Abstract

ABSTRACT Contemporary Portuguese does not have a direct negator for D-quantifiers (*‘Não cada cachorro late’ ‘Not every dog barks’) (Souza, 2017); but a combination of ‘todo’ with ‘nem’, derived from Latin’s ‘nec’ (‘Nem todo cachorro late’/ ‘Not all dogs bark’), apparently yields a universal negation reading (¬∀). However, ‘nem’ is restrained to the very beginning of the sentence (*‘Eu não vi nem todo cachorro correr’ ‘I didn’t see every dog run’), or follows a topic (‘À minha aula, nem todo aluno veio’ ‘To my class, not every student came’) (Peres 2013).

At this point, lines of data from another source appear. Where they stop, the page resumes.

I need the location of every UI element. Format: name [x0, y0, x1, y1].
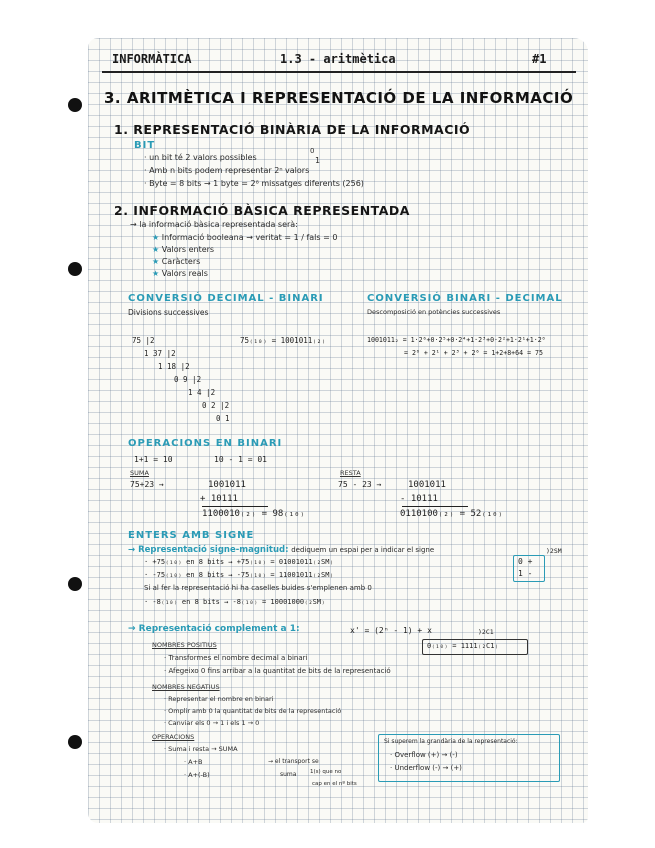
star-bullet-icon: ★	[152, 257, 162, 266]
resta-result: 0110100₍₂₎ = 52₍₁₀₎	[400, 509, 503, 519]
carry-note: cap en el nº bits	[312, 781, 357, 787]
division-line: 0 1	[216, 414, 230, 423]
section1-line: · Amb n bits podem representar 2ⁿ valors	[144, 166, 310, 175]
operacions-item: · A+(-B)	[184, 771, 210, 779]
section2-item-text: Valors reals	[161, 269, 208, 278]
section2-item-text: Caràcters	[161, 257, 201, 266]
overflow-line: · Overflow (+) → (-)	[390, 751, 458, 759]
grid-paper-sheet	[88, 38, 588, 823]
resta-row2: - 10111	[400, 494, 438, 504]
dec-bin-title: CONVERSIÓ DECIMAL - BINARI	[128, 293, 324, 304]
section2-item-text: Valors enters	[161, 245, 215, 254]
section2-item	[152, 233, 337, 242]
operacions-item: · Suma i resta → SUMA	[164, 745, 238, 753]
star-bullet-icon: ★	[152, 233, 162, 242]
sign-table-row: 0 +	[518, 557, 533, 566]
binder-hole	[68, 98, 82, 112]
binder-hole	[68, 262, 82, 276]
operacions-item: · A+B	[184, 758, 203, 766]
bin-dec-title: CONVERSIÓ BINARI - DECIMAL	[367, 293, 563, 304]
carry-note: suma	[280, 771, 297, 778]
sign-magnitude-example: · -75₍₁₀₎ en 8 bits → -75₍₁₀₎ = 11001011₍₂SM₎	[144, 571, 334, 579]
resta-expression: 75 - 23 →	[338, 480, 382, 489]
sign-magnitude-heading: → Representació signe-magnitud:	[128, 545, 289, 555]
positius-item: · Transformes el nombre decimal a binari	[164, 654, 308, 662]
sign-magnitude-tag: )2SM	[546, 547, 562, 555]
division-line: 0 2 |2	[202, 401, 230, 410]
section2-item	[152, 269, 208, 278]
dec-bin-result: 75₍₁₀₎ = 1001011₍₂₎	[240, 336, 326, 345]
negatius-item: · Canviar els 0 → 1 i els 1 → 0	[164, 719, 260, 727]
suma-row1: 1001011	[208, 480, 246, 490]
resta-sub-line	[402, 506, 468, 507]
binder-hole	[68, 577, 82, 591]
division-line: 1 37 |2	[144, 349, 176, 358]
sign-magnitude-example: · +75₍₁₀₎ en 8 bits → +75₍₁₀₎ = 01001011₍₂SM₎	[144, 558, 334, 566]
sign-table-row: 1 -	[518, 569, 533, 578]
positius-label: NOMBRES POSITIUS	[152, 641, 217, 649]
header-subject: INFORMÀTICA	[112, 52, 192, 66]
complement-formula: x' = (2ⁿ - 1) + x	[350, 626, 432, 635]
suma-expression: 75+23 →	[130, 480, 164, 489]
operation-basic: 1+1 = 10	[134, 455, 173, 464]
star-bullet-icon: ★	[152, 245, 162, 254]
positius-item: · Afegeixo 0 fins arribar a la quantitat de bits de la representació	[164, 667, 391, 675]
carry-note: → el transport se	[268, 758, 319, 765]
division-line: 1 18 |2	[158, 362, 190, 371]
division-line: 0 9 |2	[174, 375, 202, 384]
sign-magnitude-desc: dediquem un espai per a indicar el signe	[291, 546, 435, 554]
section2-intro: → la informació bàsica representada serà:	[130, 220, 298, 229]
operacions-label: OPERACIONS	[152, 733, 195, 741]
section2-heading: 2. INFORMACIÓ BÀSICA REPRESENTADA	[114, 203, 410, 218]
negatius-item: · Omplir amb 0 la quantitat de bits de la representació	[164, 707, 342, 715]
sign-magnitude-note: Si al fer la representació hi ha caselles buides s'emplenen amb 0	[144, 584, 372, 592]
bit-label: BIT	[134, 140, 156, 151]
suma-row2: + 10111	[200, 494, 238, 504]
operation-basic: 10 - 1 = 01	[214, 455, 267, 464]
section2-item	[152, 245, 214, 254]
bin-dec-line2: = 2⁰ + 2¹ + 2³ + 2⁶ = 1+2+8+64 = 75	[404, 349, 543, 357]
header-page-number: #1	[532, 52, 547, 66]
signed-title: ENTERS AMB SIGNE	[128, 530, 255, 541]
carry-note: 1(s) que no	[310, 769, 342, 775]
binder-hole	[68, 735, 82, 749]
sign-magnitude-line	[128, 545, 434, 555]
resta-label: RESTA	[340, 469, 361, 477]
complement-tag: )2C1	[478, 628, 494, 636]
bin-dec-subtitle: Descomposició en potències successives	[367, 308, 501, 316]
header-topic: 1.3 - aritmètica	[280, 52, 396, 66]
division-line: 75 |2	[132, 336, 155, 345]
complement-zero-value: 0₍₁₀₎ = 1111₍₂C1₎	[427, 642, 499, 650]
sign-magnitude-example: · -8₍₁₀₎ en 8 bits → -8₍₁₀₎ = 10001000₍₂SM₎	[144, 598, 326, 606]
suma-result: 1100010₍₂₎ = 98₍₁₀₎	[202, 509, 305, 519]
division-line: 1 4 |2	[188, 388, 216, 397]
suma-sum-line	[202, 506, 268, 507]
header-rule	[102, 71, 576, 73]
brace-value-0: 0	[310, 147, 315, 155]
overflow-line: · Underflow (-) → (+)	[390, 764, 462, 772]
section2-item-text: Informació booleana → veritat = 1 / fals = 0	[161, 233, 338, 242]
suma-label: SUMA	[130, 469, 149, 477]
overflow-title: Si superem la grandària de la representació:	[384, 738, 518, 745]
brace-value-1: 1	[315, 156, 321, 165]
resta-row1: 1001011	[408, 480, 446, 490]
section2-item	[152, 257, 200, 266]
negatius-label: NOMBRES NEGATIUS	[152, 683, 220, 691]
operations-title: OPERACIONS EN BINARI	[128, 438, 283, 449]
negatius-item: · Representar el nombre en binari	[164, 695, 274, 703]
dec-bin-subtitle: Divisions successives	[128, 308, 209, 317]
complement-heading: → Representació complement a 1:	[128, 624, 300, 634]
section1-line: · un bit té 2 valors possibles	[144, 153, 257, 162]
section1-line: · Byte = 8 bits → 1 byte = 2⁸ missatges diferents (256)	[144, 179, 364, 188]
page-title: 3. ARITMÈTICA I REPRESENTACIÓ DE LA INFORMACIÓ	[104, 89, 574, 107]
star-bullet-icon: ★	[152, 269, 162, 278]
bin-dec-line1: 1001011₂ = 1·2⁶+0·2⁵+0·2⁴+1·2³+0·2²+1·2¹+1·2⁰	[367, 336, 546, 344]
section1-heading: 1. REPRESENTACIÓ BINÀRIA DE LA INFORMACIÓ	[114, 122, 471, 137]
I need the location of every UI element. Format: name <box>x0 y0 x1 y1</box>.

Following Gianollo (2020), ‘nem todo’ is analyzed as a discourse structuring particle. ‘Nem’ contains an additive layer over a negation component. It denies the maximization presupposition triggered by the universal quantifier, linking the new information given by the pronounced sentence to previously established contextual information. ‘Nem todo’ instructs the conversation participants to correct their common ground expectations about the participation of the entire nominal domain in the situation. By ‘nem’s distribution in Brazilian Portuguese today and its presence from the XV century to the XXI century, ‘nec’ as a discourse structuring particle did not disappear in romance languages, contrary to Gianollo (2020).